4.1.2  –  Passivhaus is an international standard that concentrates on the fabric of the building, ensuring that it is extremely well insulated, airtight and well ventilated. This high level of fabric specification, together with mechanical ventilation with heat recovery (MVHR) systems ensures high levels of comfort while using very little energy for heating. This standard also uses a rigorous and well proven quality assurance process. The Passivhaus Plus version recommended matches any remaining energy consumption with on site renewable energy generation, resulting in zero carbon construction in use.

4.1.3  –  BREEAM (Building Research Establishment Energy Assessment Method) is also an international scheme but unlike Passivhaus, it is a “catch all” assessment of the sustainable design performance of building, community and infrastructure projects based on value judgements. BREEAM covers a wide range of categories including energy, health and wellbeing, the embodied energy of materials, pollution, transport, waste and water. BREEAM does improve the energy performance of buildings but an excellent rating can be achieved without achieving the desired higher performance or monitoring levels of the Passivhaus standard. BREEAM lacks the rigorous post occupancy evaluation of Passivhaus so has not been proven to work well in practice in terms of energy consumption and indoor air quality.
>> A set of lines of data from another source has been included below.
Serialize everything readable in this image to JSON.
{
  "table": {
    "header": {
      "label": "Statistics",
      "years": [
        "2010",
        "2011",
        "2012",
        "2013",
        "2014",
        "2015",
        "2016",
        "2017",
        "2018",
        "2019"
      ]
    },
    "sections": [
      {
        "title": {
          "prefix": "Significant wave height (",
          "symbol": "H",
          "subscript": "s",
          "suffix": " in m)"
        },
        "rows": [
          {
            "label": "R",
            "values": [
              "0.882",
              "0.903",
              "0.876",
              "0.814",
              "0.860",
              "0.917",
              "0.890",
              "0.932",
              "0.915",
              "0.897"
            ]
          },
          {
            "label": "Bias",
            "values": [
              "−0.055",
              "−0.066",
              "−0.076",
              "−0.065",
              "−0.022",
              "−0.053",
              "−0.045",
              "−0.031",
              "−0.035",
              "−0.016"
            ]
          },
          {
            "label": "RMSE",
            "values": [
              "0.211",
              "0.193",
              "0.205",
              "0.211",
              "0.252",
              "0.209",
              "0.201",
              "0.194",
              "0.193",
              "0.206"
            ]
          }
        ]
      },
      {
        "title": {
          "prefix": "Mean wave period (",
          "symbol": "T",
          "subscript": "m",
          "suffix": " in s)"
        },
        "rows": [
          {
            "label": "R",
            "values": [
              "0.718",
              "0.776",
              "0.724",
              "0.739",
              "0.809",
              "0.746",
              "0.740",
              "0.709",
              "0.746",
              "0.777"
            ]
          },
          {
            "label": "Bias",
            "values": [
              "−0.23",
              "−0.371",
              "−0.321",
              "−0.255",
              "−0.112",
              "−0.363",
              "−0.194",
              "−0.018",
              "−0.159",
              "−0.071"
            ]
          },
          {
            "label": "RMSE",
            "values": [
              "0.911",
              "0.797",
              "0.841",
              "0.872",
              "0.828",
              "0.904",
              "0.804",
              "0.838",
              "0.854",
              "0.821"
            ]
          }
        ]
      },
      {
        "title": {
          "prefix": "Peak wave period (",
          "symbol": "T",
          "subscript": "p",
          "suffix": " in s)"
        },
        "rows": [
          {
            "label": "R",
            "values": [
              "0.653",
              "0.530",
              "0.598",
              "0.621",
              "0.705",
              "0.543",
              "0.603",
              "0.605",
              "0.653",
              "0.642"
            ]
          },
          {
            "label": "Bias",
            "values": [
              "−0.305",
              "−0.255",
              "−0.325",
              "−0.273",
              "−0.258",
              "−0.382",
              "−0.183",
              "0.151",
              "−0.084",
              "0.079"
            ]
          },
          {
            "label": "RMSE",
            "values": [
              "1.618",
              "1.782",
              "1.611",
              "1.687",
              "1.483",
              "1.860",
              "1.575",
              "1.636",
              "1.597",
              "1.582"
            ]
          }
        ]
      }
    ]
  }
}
4.2  –  What is the additional cost, over and above the current building regulations, of building to a Passivhaus standard.
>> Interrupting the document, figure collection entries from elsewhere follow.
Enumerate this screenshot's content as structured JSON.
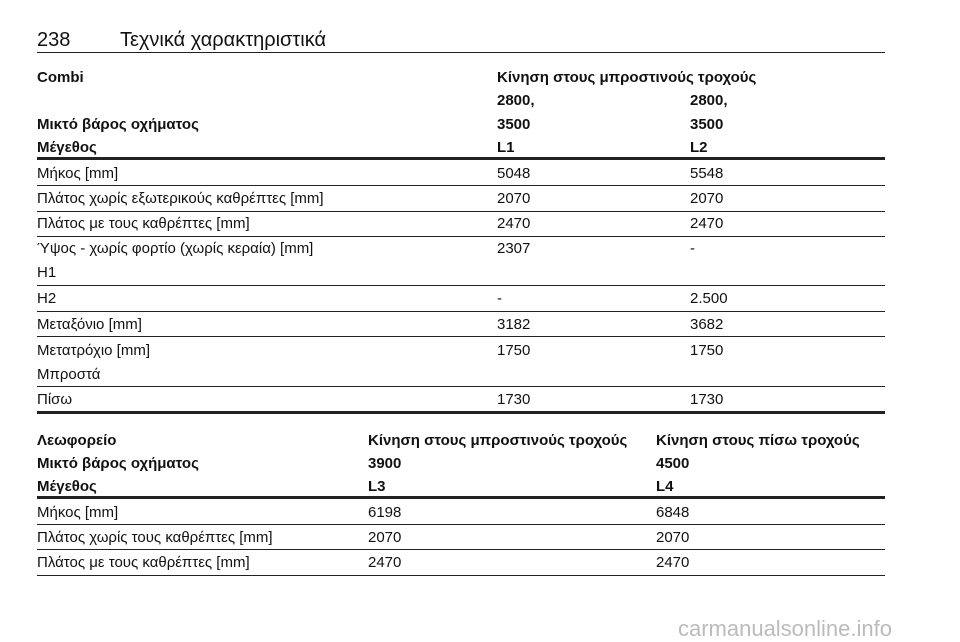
{
  "header": {
    "page_number": "238",
    "title": "Τεχνικά χαρακτηριστικά"
  },
  "tables": [
    {
      "header": [
        [
          "Combi",
          "Κίνηση στους μπροστινούς τροχούς"
        ],
        [
          "Μικτό βάρος οχήματος",
          [
            "2800,",
            "3500"
          ],
          [
            "2800,",
            "3500"
          ]
        ],
        [
          "Μέγεθος",
          "L1",
          "L2"
        ]
      ],
      "rows": [
        [
          "Μήκος [mm]",
          "5048",
          "5548"
        ],
        [
          "Πλάτος χωρίς εξωτερικούς καθρέπτες [mm]",
          "2070",
          "2070"
        ],
        [
          "Πλάτος με τους καθρέπτες [mm]",
          "2470",
          "2470"
        ],
        [
          [
            "Ύψος - χωρίς φορτίο (χωρίς κεραία) [mm]",
            "H1"
          ],
          "2307",
          "-"
        ],
        [
          "H2",
          "-",
          "2.500"
        ],
        [
          "Μεταξόνιο [mm]",
          "3182",
          "3682"
        ],
        [
          [
            "Μετατρόχιο [mm]",
            "Μπροστά"
          ],
          "1750",
          "1750"
        ],
        [
          "Πίσω",
          "1730",
          "1730"
        ]
      ]
    },
    {
      "header": [
        [
          "Λεωφορείο",
          "Κίνηση στους μπροστινούς τροχούς",
          "Κίνηση στους πίσω τροχούς"
        ],
        [
          "Μικτό βάρος οχήματος",
          "3900",
          "4500"
        ],
        [
          "Μέγεθος",
          "L3",
          "L4"
        ]
      ],
      "rows": [
        [
          "Μήκος [mm]",
          "6198",
          "6848"
        ],
        [
          "Πλάτος χωρίς τους καθρέπτες [mm]",
          "2070",
          "2070"
        ],
        [
          "Πλάτος με τους καθρέπτες [mm]",
          "2470",
          "2470"
        ]
      ]
    }
  ],
  "watermark": "carmanualsonline.info"
}
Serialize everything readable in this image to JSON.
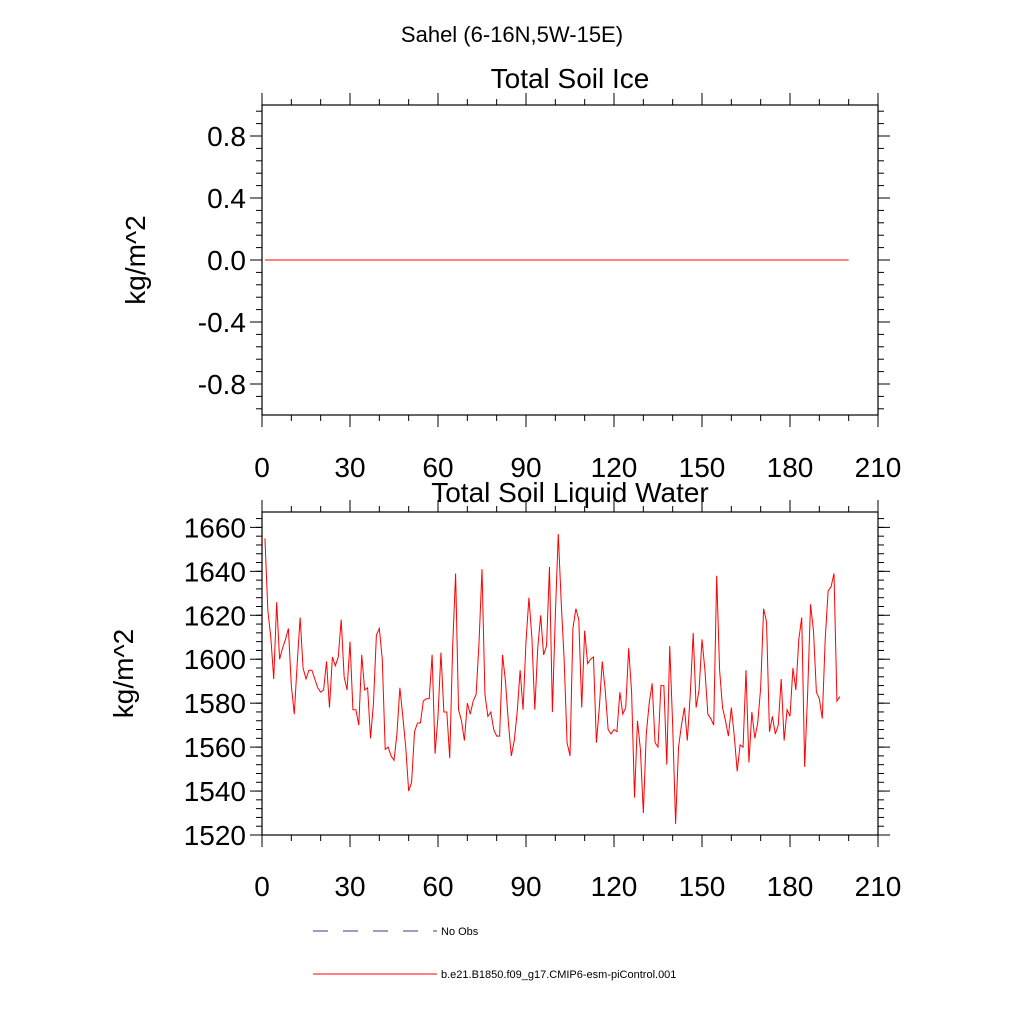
{
  "page": {
    "suptitle": "Sahel (6-16N,5W-15E)"
  },
  "legend": {
    "entries": [
      {
        "label": "No Obs",
        "color": "#3a3a8c",
        "style": "dashed"
      },
      {
        "label": "b.e21.B1850.f09_g17.CMIP6-esm-piControl.001",
        "color": "#ff0000",
        "style": "solid"
      }
    ]
  },
  "chart_data": [
    {
      "type": "line",
      "title": "Total Soil Ice",
      "xlabel": "",
      "ylabel": "kg/m^2",
      "xlim": [
        0,
        210
      ],
      "ylim": [
        -1.0,
        1.0
      ],
      "xticks": [
        "0",
        "30",
        "60",
        "90",
        "120",
        "150",
        "180",
        "210"
      ],
      "yticks": [
        "-0.8",
        "-0.4",
        "0.0",
        "0.4",
        "0.8"
      ],
      "series": [
        {
          "name": "b.e21.B1850.f09_g17.CMIP6-esm-piControl.001",
          "color": "#ff0000",
          "x": [
            1,
            200
          ],
          "values": [
            0.0,
            0.0
          ]
        }
      ]
    },
    {
      "type": "line",
      "title": "Total Soil Liquid Water",
      "xlabel": "",
      "ylabel": "kg/m^2",
      "xlim": [
        0,
        210
      ],
      "ylim": [
        1520,
        1667
      ],
      "xticks": [
        "0",
        "30",
        "60",
        "90",
        "120",
        "150",
        "180",
        "210"
      ],
      "yticks": [
        "1520",
        "1540",
        "1560",
        "1580",
        "1600",
        "1620",
        "1640",
        "1660"
      ],
      "series": [
        {
          "name": "b.e21.B1850.f09_g17.CMIP6-esm-piControl.001",
          "color": "#ff0000",
          "x_start": 1,
          "values": [
            1655,
            1622,
            1610,
            1591,
            1626,
            1600,
            1605,
            1609,
            1614,
            1588,
            1575,
            1598,
            1619,
            1596,
            1591,
            1595,
            1595,
            1591,
            1587,
            1585,
            1586,
            1599,
            1578,
            1601,
            1597,
            1601,
            1618,
            1592,
            1586,
            1608,
            1577,
            1577,
            1570,
            1602,
            1586,
            1587,
            1564,
            1580,
            1611,
            1614,
            1600,
            1559,
            1560,
            1556,
            1554,
            1566,
            1587,
            1574,
            1560,
            1540,
            1544,
            1567,
            1571,
            1571,
            1581,
            1582,
            1582,
            1602,
            1557,
            1574,
            1603,
            1576,
            1576,
            1555,
            1606,
            1639,
            1577,
            1572,
            1563,
            1580,
            1575,
            1581,
            1584,
            1608,
            1641,
            1584,
            1574,
            1576,
            1568,
            1565,
            1565,
            1602,
            1590,
            1571,
            1556,
            1563,
            1576,
            1595,
            1577,
            1608,
            1628,
            1610,
            1577,
            1605,
            1620,
            1602,
            1606,
            1642,
            1576,
            1620,
            1657,
            1626,
            1600,
            1562,
            1556,
            1614,
            1623,
            1618,
            1578,
            1613,
            1598,
            1600,
            1601,
            1562,
            1578,
            1599,
            1586,
            1568,
            1566,
            1568,
            1567,
            1585,
            1575,
            1578,
            1605,
            1585,
            1537,
            1572,
            1559,
            1530,
            1566,
            1580,
            1589,
            1562,
            1560,
            1588,
            1588,
            1552,
            1606,
            1570,
            1525,
            1560,
            1570,
            1578,
            1563,
            1584,
            1612,
            1578,
            1586,
            1609,
            1595,
            1575,
            1573,
            1570,
            1638,
            1595,
            1578,
            1572,
            1565,
            1578,
            1565,
            1549,
            1561,
            1560,
            1595,
            1553,
            1576,
            1564,
            1571,
            1587,
            1623,
            1617,
            1567,
            1574,
            1566,
            1570,
            1591,
            1563,
            1577,
            1574,
            1596,
            1586,
            1609,
            1619,
            1551,
            1584,
            1625,
            1613,
            1585,
            1582,
            1573,
            1609,
            1631,
            1633,
            1639,
            1581,
            1583
          ]
        }
      ]
    }
  ]
}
4.2.1  –  There is no straightforward answer to this question as there are many factors influencing buildings costs including form, type, size, orientation, and builder experience but research by the Passivhaus Trust, the Green Building Store, the Zero Carbon project and many others puts the added cost for a 3 bed housing unit at between 5% and 10%. This addition cost will decrease once developers and builders learn from their experience and become more efficient and buyers will experience greatly reduced energy bills (it is estimated that a 3 bed household will save approx 80% on an average annual energy bill of £1250), greater comfort and better interior air quality.